Showing an example would sure make it easier.


----------



## Garbz (Jun 19, 2009)

Moved in a specific direction? Or are you referring to a halo effect around contrasty bits which is the result of aggressive digital sharpening.


----------



## JoanneMullen (Jun 19, 2009)

Thanks for your interest.  It's a reflected image from glass, rather than motion or a halo effect.  I'll try to post a picture to show you.


----------



## BeauEvil (Aug 21, 2011)

Come on folks!  Pay attention. I'm here for exactly the same problem as the OP. ANY photo that was taken THROUGH glass, particularly automobile 2-layer safety glass, OR bounced off of ANY common mirror (back-surface mirror) will have a secondary "ghost" image, slightly offset from the primary image. We are both searching for some smart software to simply subtract the unwanted, ghost image from the combination of the two.  In my case, it's the only photo I have of my young, newlywed parents and it is almost ruined by the ghost image.  There isn't even a scale issue, just an offset image. This SHOULD be an easy fix. But, I'm not having any luck finding something that works when starting with a combined image instead of trying to create one.


----------



## 480sparky (Aug 21, 2011)

OMG!  SOMEONE WANTS EVERYTHING NOW NOW NOW!  HOW CAN PEOPLE BELIEVE THAT EVERYTHING SHOULD EXIST JUST FOR THEM!  THAT'S THE REASON THE INTERNET WAS DEVELOPED, SO EVERYONE CAN GET EVERYTHING NOW NOW NOW.  AND EVERYTHING SHOULD BE FREE AND WORK PERFECTLY AND DO EXACTLY WHAT THEY WANT.  PAY ATTENTION PEOPLE!


----------



## joealcantar (Aug 21, 2011)

Without seeing the problem it is kind of hard to come up with a solution.  Post an image if you have one the solution may not involve software that does it on it's own but may involve steps in Photoshop, Lightroom or NX2 to name a few. 
-
Shoot well, Joe


----------



## bigtwinky (Aug 21, 2011)

BeauEvil said:


> Come on folks!  Pay attention. I'm here for exactly the same problem as the OP. ANY photo that was taken THROUGH glass, particularly automobile 2-layer safety glass, OR bounced off of ANY common mirror (back-surface mirror) will have a secondary "ghost" image, slightly offset from the primary image. We are both searching for some smart software to simply subtract the unwanted, ghost image from the combination of the two.  In my case, it's the only photo I have of my young, newlywed parents and it is almost ruined by the ghost image.  There isn't even a scale issue, just an offset image. This SHOULD be an easy fix.
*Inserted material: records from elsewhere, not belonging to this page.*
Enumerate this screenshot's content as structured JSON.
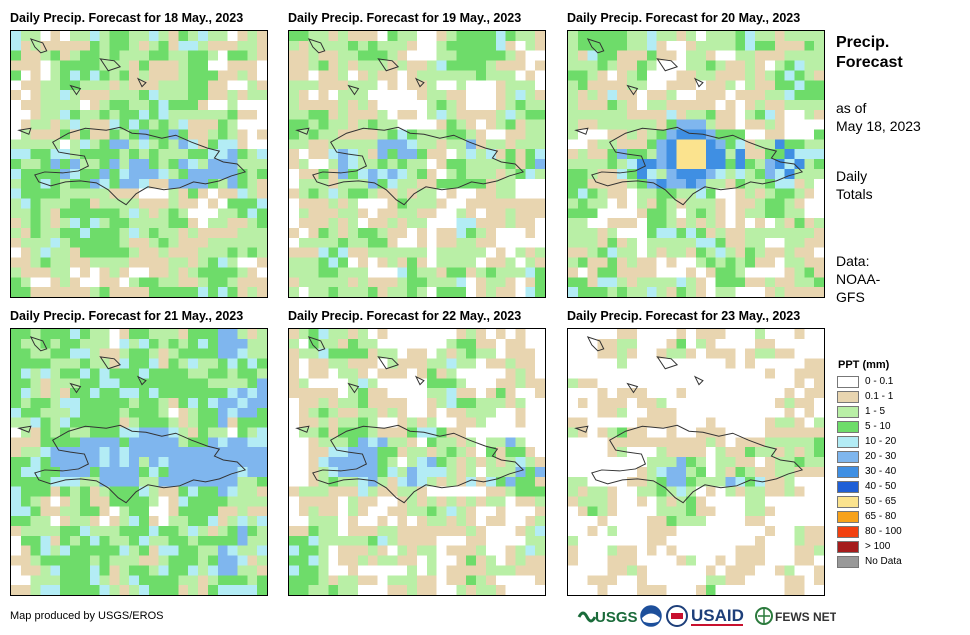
{
  "panels": [
    {
      "title": "Daily Precip. Forecast for 18 May., 2023",
      "seed": 11,
      "regime": "wet-light"
    },
    {
      "title": "Daily Precip. Forecast for 19 May., 2023",
      "seed": 23,
      "regime": "mixed"
    },
    {
      "title": "Daily Precip. Forecast for 20 May., 2023",
      "seed": 37,
      "regime": "storm"
    },
    {
      "title": "Daily Precip. Forecast for 21 May., 2023",
      "seed": 41,
      "regime": "wet"
    },
    {
      "title": "Daily Precip. Forecast for 22 May., 2023",
      "seed": 53,
      "regime": "mixed-light"
    },
    {
      "title": "Daily Precip. Forecast for 23 May., 2023",
      "seed": 67,
      "regime": "dry"
    }
  ],
  "side": {
    "title_line1": "Precip.",
    "title_line2": "Forecast",
    "asof_line1": "as of",
    "asof_line2": "May 18, 2023",
    "daily_line1": "Daily",
    "daily_line2": "Totals",
    "data_line1": "Data:",
    "data_line2": "NOAA-",
    "data_line3": "GFS"
  },
  "legend": {
    "title": "PPT (mm)",
    "items": [
      {
        "label": "0 - 0.1",
        "color": "#ffffff"
      },
      {
        "label": "0.1 - 1",
        "color": "#e8d5b0"
      },
      {
        "label": "1 - 5",
        "color": "#b9efa6"
      },
      {
        "label": "5 - 10",
        "color": "#6edc6a"
      },
      {
        "label": "10 - 20",
        "color": "#b3ecf5"
      },
      {
        "label": "20 - 30",
        "color": "#7fb6ee"
      },
      {
        "label": "30 - 40",
        "color": "#3f8fe3"
      },
      {
        "label": "40 - 50",
        "color": "#1f5fd6"
      },
      {
        "label": "50 - 65",
        "color": "#fbe38e"
      },
      {
        "label": "65 - 80",
        "color": "#f7a21b"
      },
      {
        "label": "80 - 100",
        "color": "#f2400f"
      },
      {
        "label": "> 100",
        "color": "#a51c1c"
      },
      {
        "label": "No Data",
        "color": "#999999"
      }
    ]
  },
  "credit": "Map produced by USGS/EROS",
  "logos": {
    "usgs": "USGS",
    "usaid": "USAID",
    "fews": "FEWS NET"
  }
}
But, I'm not having any luck finding something that works when starting with a combined image instead of trying to create one.



Take a pill, then choke on it.
Thanks


----------



## Overread (Aug 21, 2011)

Thread locked for insulting behaviour and resurrection of an old thread with no true valid reason.

It would also be appreciated if existing members of the site would learn to use the report function rather than use threads like this to post snide remarks and the like since they do little save to represent the individual and the site as a whole poorly.


----------